Get the Equipment You Need

When most restaurants close, they sell off the equipment to recoup some of their losses. Successful restaurants don’t typically close. They sell their eatery and the trademarked name to a new owner who operates it using the well-established name but with the caveat, “under new management.”

That means your next step in how to open a soul food restaurant involves determining exactly which equipment you need and purchasing it for a reasonable and fair price. Reference your health codes again because they tell you which items you can legally purchase used and which must be new.

In most locations, you can purchase used air compressors, because they never touch any food. You typically can purchase some used equipment, but refrigerators and ovens sometimes must be new unless you bought an existing restaurant location.

Paint Your Dining Room

Think about the décor you want for your soul food café. Your next step in how to open a soul food restaurant involves designing and installing your dream dining area.

Avoid the temptation to do the interior painting yourself because you will have so much else to do.
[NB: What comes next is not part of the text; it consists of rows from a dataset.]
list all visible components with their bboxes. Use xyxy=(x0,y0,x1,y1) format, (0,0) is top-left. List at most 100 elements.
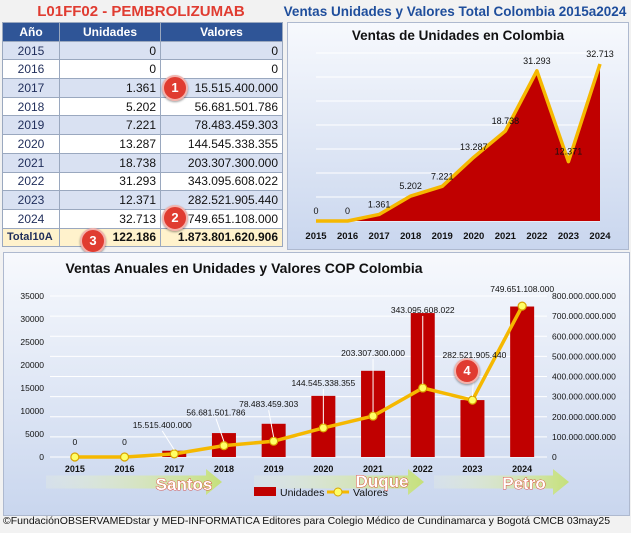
chart2-x-tick: 2018 xyxy=(214,464,234,474)
year-cell: 2020 xyxy=(2,134,60,154)
legend-label-units: Unidades xyxy=(280,487,324,499)
chart2-label-leader xyxy=(161,430,175,451)
chart2-values-point xyxy=(269,436,279,446)
units-cell: 0 xyxy=(59,40,161,61)
chart2-value-label: 56.681.501.786 xyxy=(186,408,245,418)
year-cell: 2018 xyxy=(2,96,60,117)
chart2-value-label: 144.545.338.355 xyxy=(291,378,355,388)
chart2-left-y-tick: 0 xyxy=(39,452,44,462)
chart2-left-y-tick: 20000 xyxy=(20,360,44,370)
chart2-right-y-tick: 0 xyxy=(552,452,557,462)
president-label: Duque xyxy=(356,472,409,491)
footer-credit: ©FundaciónOBSERVAMEDstar y MED-INFORMATI… xyxy=(3,515,611,527)
table-row: 2017 1.361 15.515.400.000 xyxy=(2,78,283,98)
chart2-label-leader xyxy=(215,418,225,442)
president-label: Santos xyxy=(156,475,213,494)
units-cell: 1.361 xyxy=(59,78,161,98)
chart1-data-label: 7.221 xyxy=(431,171,454,181)
col-header-units: Unidades xyxy=(59,22,161,42)
chart2-value-label: 282.521.905.440 xyxy=(443,350,507,360)
year-cell: 2022 xyxy=(2,171,60,192)
legend-swatch-units xyxy=(254,487,276,496)
chart2-right-y-tick: 700.000.000.000 xyxy=(552,311,616,321)
chart2-values-point xyxy=(70,452,80,462)
chart1-data-label: 31.293 xyxy=(523,56,551,66)
units-cell: 13.287 xyxy=(59,134,161,154)
table-row: 2018 5.202 56.681.501.786 xyxy=(2,96,283,117)
chart2-values-point xyxy=(418,383,428,393)
chart2-value-label: 15.515.400.000 xyxy=(133,420,192,430)
col-header-year: Año xyxy=(2,22,60,42)
chart2-values-point xyxy=(517,301,527,311)
marker-badge-4: 4 xyxy=(454,358,480,384)
legend-label-values: Valores xyxy=(353,487,388,499)
chart2-label-leader xyxy=(268,410,275,438)
table-row: 2022 31.293 343.095.608.022 xyxy=(2,171,283,192)
chart2-left-y-tick: 30000 xyxy=(20,314,44,324)
year-cell: 2019 xyxy=(2,115,60,136)
units-cell: 12.371 xyxy=(59,190,161,210)
chart2-value-label: 0 xyxy=(122,437,127,447)
chart2-x-tick: 2023 xyxy=(462,464,482,474)
value-cell: 144.545.338.355 xyxy=(160,134,283,154)
chart2-x-tick: 2015 xyxy=(65,464,85,474)
chart1-x-tick: 2018 xyxy=(400,231,421,242)
chart2-value-label: 0 xyxy=(72,437,77,447)
value-cell: 78.483.459.303 xyxy=(160,115,283,136)
chart2-x-tick: 2017 xyxy=(164,464,184,474)
marker-badge-2: 2 xyxy=(162,205,188,231)
value-cell: 343.095.608.022 xyxy=(160,171,283,192)
year-cell: 2023 xyxy=(2,190,60,210)
table-row: 2021 18.738 203.307.300.000 xyxy=(2,152,283,173)
chart2-units-bar xyxy=(460,400,485,457)
table-header-row: Año Unidades Valores xyxy=(2,22,283,42)
units-cell: 32.713 xyxy=(59,208,161,229)
president-period-arrow xyxy=(434,469,569,495)
chart2-x-tick: 2019 xyxy=(264,464,284,474)
chart1-x-tick: 2019 xyxy=(432,231,453,242)
marker-badge-1: 1 xyxy=(162,75,188,101)
total-value-cell: 1.873.801.620.906 xyxy=(160,227,283,248)
chart2-left-y-tick: 25000 xyxy=(20,337,44,347)
chart1-x-tick: 2022 xyxy=(526,231,547,242)
year-cell: 2024 xyxy=(2,208,60,229)
total-label-cell: Total10A xyxy=(2,227,60,248)
product-code-title: L01FF02 - PEMBROLIZUMAB xyxy=(37,3,245,20)
year-cell: 2017 xyxy=(2,78,60,98)
chart1-x-tick: 2020 xyxy=(463,231,484,242)
chart2-x-tick: 2020 xyxy=(313,464,333,474)
sales-table: Año Unidades Valores 2015 0 0 2016 0 0 2017 1… xyxy=(2,22,283,248)
chart2-left-y-tick: 5000 xyxy=(25,429,44,439)
value-cell: 0 xyxy=(160,59,283,80)
chart2-value-label: 749.651.108.000 xyxy=(490,284,554,294)
chart2-values-point xyxy=(318,423,328,433)
chart2-legend: Unidades Valores xyxy=(254,487,388,499)
units-cell: 0 xyxy=(59,59,161,80)
chart2-left-y-tick: 10000 xyxy=(20,406,44,416)
legend-swatch-values-dot xyxy=(333,487,343,497)
chart2-left-y-tick: 15000 xyxy=(20,383,44,393)
chart1-x-tick: 2021 xyxy=(495,231,517,242)
chart1-data-label: 1.361 xyxy=(368,199,391,209)
report-title: Ventas Unidades y Valores Total Colombia… xyxy=(283,4,627,19)
annual-combo-chart: Ventas Anuales en Unidades y Valores COP… xyxy=(20,260,616,499)
president-period-arrow xyxy=(46,469,222,495)
chart1-data-label: 32.713 xyxy=(586,49,614,59)
year-cell: 2015 xyxy=(2,40,60,61)
table-row: 2019 7.221 78.483.459.303 xyxy=(2,115,283,136)
units-cell: 5.202 xyxy=(59,96,161,117)
table-row: 2015 0 0 xyxy=(2,40,283,61)
chart1-x-tick: 2024 xyxy=(589,231,611,242)
chart1-x-tick: 2017 xyxy=(369,231,390,242)
chart2-right-y-tick: 300.000.000.000 xyxy=(552,392,616,402)
chart2-left-y-tick: 35000 xyxy=(20,291,44,301)
chart2-right-y-tick: 600.000.000.000 xyxy=(552,331,616,341)
value-cell: 15.515.400.000 xyxy=(160,78,283,98)
annual-combo-chart-panel: Ventas Anuales en Unidades y Valores COP… xyxy=(3,252,630,516)
units-area-chart: Ventas de Unidades en Colombia 0 0 1.361 5.… xyxy=(305,28,614,242)
year-cell: 2021 xyxy=(2,152,60,173)
chart1-data-label: 18.738 xyxy=(492,116,520,126)
chart1-data-label: 0 xyxy=(345,206,350,216)
chart1-x-tick: 2023 xyxy=(558,231,579,242)
chart2-values-point xyxy=(368,411,378,421)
Choose the flooring and the paint colors, then hire a local contractor to do the work.

You’ll stay busy finding the perfect tables and chairs or booths for your café. If you also have a bar, you’ll need bar stools.

Create a Waste Removal System

You’ll create many important business processes while creating your restaurant, including those for waste removal and disposal. You don’t go it alone in this section on how to open a soul food restaurant because the state and city health codes provide a strict set of rules to go by. Inspectors check these and you will get shut down if you don’t follow them.

Create procedures for scraping food off of plates returning to the kitchen, for chef mistakes, for expired items, etc. These trash cans inside the kitchen need to be emptied as they near fullness, not when they reach it. This way, you avoid spillage.

If your building does not already include dumpsters, contact a local dumpster rental company to lease one or more. This company typically also provides dumpster emptying if the city in which you reside doesn’t provide trash service to your location.

Add Outdoor Seating

Now that you have the interior complete, tackle the exterior for your next step in how to open a soul food restaurant. Hire a local grading contractor to create a level ground area around your restaurant. Build a patio or deck. This area can be wood or cement but needs to accommodate at least four or five tables.

An eatery with outdoor seating does itself a favor because those cafes remained viable during the pandemic. They offer a place to enjoy gorgeous weather, too.

Add a Fence

That newly graded area provides you with the ideal space for entertaining outdoor diners. Install a fence using a professional fence building service. Make it a low fence that offers a view of the eatery but sets it apart from other businesses on the same street.

You have nearly completed the guide on how to open a soul food restaurant. Purchase your cookware and practice making each dish for yourself in the café’s kitchen. After you have them right for yourself, hold another taste kitchen/kitchen test. Once your food and service pass muster, hire your staff, and open your soul food restaurant.